Larga parte del paese è più incerta, più a rischio, si sente o teme di potersi sentire più povera. Di questo certamente porta la colpa il governo di Silvio Berlusconi. Chiamare liberismo la sua politica inconcludente, significa attribuirle una dignità intellettuale ed una coerenza di azione che non si merita. Anche del fatto che il paese non cresce, porta la colpa il governo di Silvio Berlusconi. Ma “l’Italia vive un declino da dieci o vent’anni, non da tre o quattro; ed esso non nasce solo dal modo in cui si governa in questa legislatura, riguarda anche le precedenti”: a scriverlo è Tommaso Padoa Schioppa ( Corriere della Sera di ieri).
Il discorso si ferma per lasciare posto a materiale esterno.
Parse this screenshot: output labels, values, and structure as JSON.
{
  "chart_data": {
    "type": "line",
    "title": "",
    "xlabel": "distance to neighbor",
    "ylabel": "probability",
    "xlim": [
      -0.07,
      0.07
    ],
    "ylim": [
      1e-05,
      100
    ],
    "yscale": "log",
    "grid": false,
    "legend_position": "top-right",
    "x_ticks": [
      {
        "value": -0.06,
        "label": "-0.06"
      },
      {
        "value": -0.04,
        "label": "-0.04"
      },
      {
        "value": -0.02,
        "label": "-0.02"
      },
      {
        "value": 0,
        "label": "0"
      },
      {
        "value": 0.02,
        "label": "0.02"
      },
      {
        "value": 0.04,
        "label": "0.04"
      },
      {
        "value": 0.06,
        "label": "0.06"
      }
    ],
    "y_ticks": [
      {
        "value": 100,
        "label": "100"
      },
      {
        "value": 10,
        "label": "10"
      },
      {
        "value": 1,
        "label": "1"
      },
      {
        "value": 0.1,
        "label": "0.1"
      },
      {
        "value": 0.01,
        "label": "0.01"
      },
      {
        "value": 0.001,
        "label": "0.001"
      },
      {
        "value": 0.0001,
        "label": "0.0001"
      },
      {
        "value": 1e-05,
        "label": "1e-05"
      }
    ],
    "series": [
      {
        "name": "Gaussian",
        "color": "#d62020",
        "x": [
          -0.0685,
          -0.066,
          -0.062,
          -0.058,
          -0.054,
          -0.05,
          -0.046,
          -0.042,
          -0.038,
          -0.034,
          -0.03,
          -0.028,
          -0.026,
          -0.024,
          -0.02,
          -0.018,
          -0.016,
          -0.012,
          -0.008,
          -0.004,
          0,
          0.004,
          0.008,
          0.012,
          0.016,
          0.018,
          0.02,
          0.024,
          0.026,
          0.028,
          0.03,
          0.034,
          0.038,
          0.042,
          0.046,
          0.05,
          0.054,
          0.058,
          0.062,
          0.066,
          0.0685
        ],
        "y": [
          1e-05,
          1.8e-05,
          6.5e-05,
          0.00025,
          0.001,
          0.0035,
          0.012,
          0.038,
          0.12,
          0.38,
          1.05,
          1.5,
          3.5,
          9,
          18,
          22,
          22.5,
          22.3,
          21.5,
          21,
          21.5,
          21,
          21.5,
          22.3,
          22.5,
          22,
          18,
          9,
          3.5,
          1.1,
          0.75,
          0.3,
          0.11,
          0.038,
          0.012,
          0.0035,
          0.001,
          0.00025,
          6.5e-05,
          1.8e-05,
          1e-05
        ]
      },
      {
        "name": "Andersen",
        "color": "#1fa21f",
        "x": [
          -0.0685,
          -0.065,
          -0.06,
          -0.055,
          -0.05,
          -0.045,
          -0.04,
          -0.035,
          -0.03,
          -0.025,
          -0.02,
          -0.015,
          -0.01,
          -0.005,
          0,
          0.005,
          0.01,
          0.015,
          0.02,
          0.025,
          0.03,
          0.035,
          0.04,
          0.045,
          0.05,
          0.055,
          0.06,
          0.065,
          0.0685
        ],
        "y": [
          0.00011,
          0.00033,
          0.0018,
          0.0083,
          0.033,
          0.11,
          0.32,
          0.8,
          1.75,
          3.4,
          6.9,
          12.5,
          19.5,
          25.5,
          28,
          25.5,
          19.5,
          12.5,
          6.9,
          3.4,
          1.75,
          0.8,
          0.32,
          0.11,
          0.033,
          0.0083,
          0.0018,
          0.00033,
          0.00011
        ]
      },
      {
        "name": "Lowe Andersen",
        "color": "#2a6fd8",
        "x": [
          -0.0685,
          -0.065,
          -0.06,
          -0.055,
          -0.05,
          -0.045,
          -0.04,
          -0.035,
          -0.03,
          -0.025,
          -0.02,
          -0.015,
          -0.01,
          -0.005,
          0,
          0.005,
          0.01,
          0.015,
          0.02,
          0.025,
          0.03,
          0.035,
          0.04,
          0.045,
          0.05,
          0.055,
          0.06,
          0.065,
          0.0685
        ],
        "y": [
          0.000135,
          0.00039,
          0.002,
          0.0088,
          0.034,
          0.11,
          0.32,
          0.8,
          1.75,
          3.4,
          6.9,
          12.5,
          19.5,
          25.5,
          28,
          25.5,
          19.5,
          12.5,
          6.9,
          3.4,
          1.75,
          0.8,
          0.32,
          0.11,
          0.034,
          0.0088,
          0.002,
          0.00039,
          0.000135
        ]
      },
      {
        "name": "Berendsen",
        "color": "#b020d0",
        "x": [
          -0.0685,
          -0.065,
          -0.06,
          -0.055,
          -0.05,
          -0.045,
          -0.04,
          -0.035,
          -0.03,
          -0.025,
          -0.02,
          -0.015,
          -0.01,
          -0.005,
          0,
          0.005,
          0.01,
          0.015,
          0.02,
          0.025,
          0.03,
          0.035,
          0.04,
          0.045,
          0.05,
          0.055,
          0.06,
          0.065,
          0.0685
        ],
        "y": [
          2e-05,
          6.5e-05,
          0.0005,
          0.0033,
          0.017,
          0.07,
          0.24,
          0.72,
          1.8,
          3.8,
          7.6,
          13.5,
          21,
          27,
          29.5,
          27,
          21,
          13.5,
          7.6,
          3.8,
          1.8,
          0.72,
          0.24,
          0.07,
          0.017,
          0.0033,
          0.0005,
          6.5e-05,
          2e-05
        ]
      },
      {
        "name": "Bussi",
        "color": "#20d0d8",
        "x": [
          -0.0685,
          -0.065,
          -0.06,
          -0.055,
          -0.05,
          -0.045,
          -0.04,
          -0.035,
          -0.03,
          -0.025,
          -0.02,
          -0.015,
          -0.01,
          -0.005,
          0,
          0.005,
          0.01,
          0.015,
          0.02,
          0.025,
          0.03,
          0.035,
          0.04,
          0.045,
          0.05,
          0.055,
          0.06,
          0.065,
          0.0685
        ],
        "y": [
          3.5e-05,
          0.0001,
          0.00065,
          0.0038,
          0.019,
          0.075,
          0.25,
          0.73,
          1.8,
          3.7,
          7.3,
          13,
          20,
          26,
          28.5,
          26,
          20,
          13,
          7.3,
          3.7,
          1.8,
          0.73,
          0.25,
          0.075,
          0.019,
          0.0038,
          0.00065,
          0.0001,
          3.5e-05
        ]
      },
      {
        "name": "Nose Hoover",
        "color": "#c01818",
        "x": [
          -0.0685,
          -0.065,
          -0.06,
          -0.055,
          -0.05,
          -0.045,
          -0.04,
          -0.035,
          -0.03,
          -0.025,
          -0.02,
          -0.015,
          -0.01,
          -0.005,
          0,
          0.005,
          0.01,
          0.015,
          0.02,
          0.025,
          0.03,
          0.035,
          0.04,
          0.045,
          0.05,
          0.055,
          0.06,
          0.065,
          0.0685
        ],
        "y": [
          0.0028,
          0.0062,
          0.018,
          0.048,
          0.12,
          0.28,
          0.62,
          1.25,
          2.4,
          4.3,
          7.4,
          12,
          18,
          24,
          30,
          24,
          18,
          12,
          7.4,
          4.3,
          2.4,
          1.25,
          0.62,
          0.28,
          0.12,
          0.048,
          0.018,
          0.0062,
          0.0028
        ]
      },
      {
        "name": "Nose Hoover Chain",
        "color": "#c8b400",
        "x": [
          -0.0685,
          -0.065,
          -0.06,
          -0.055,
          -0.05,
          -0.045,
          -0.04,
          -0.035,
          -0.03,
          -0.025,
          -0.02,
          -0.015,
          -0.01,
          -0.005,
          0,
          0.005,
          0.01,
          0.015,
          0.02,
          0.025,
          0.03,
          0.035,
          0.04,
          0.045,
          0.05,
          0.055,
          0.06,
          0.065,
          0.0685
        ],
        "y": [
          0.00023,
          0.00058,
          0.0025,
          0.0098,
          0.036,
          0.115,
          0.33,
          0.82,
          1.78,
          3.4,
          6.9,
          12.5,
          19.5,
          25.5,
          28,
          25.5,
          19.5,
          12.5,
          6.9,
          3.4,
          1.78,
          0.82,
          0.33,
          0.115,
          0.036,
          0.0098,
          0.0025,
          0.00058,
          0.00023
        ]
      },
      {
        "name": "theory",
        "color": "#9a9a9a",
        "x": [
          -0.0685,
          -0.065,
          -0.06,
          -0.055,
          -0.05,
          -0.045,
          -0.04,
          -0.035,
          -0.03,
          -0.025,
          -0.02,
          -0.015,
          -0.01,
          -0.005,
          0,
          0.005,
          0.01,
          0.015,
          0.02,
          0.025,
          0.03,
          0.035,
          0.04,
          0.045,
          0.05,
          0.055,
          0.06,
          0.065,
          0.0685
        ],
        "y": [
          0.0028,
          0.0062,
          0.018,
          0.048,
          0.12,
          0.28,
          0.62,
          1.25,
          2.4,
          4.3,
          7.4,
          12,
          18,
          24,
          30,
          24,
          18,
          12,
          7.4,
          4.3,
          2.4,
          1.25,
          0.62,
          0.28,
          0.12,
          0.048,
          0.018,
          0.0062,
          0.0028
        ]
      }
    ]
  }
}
Non cresce l’Italia, non cresce la Germania socialdemocratica, né la Francia colbertista: è tutta l’Europa che cresce un settimo degli Usa, e un ventesimo della Cina. Ci sono buone ragioni per pensare che questo dipenda da un deficit di liberismo. Ma anche chi non condivide questa opinione, non può escludere di dovere, un giorno o l’altro, ricorrere a misura liberiste per uscire dal declino. Allora, potrebbe dolersi di aver creato un nemico che non c’è. Gridare dagli all’untore è sempre un errore. Se si hanno gli antibiotici a disposizione, è una colpa.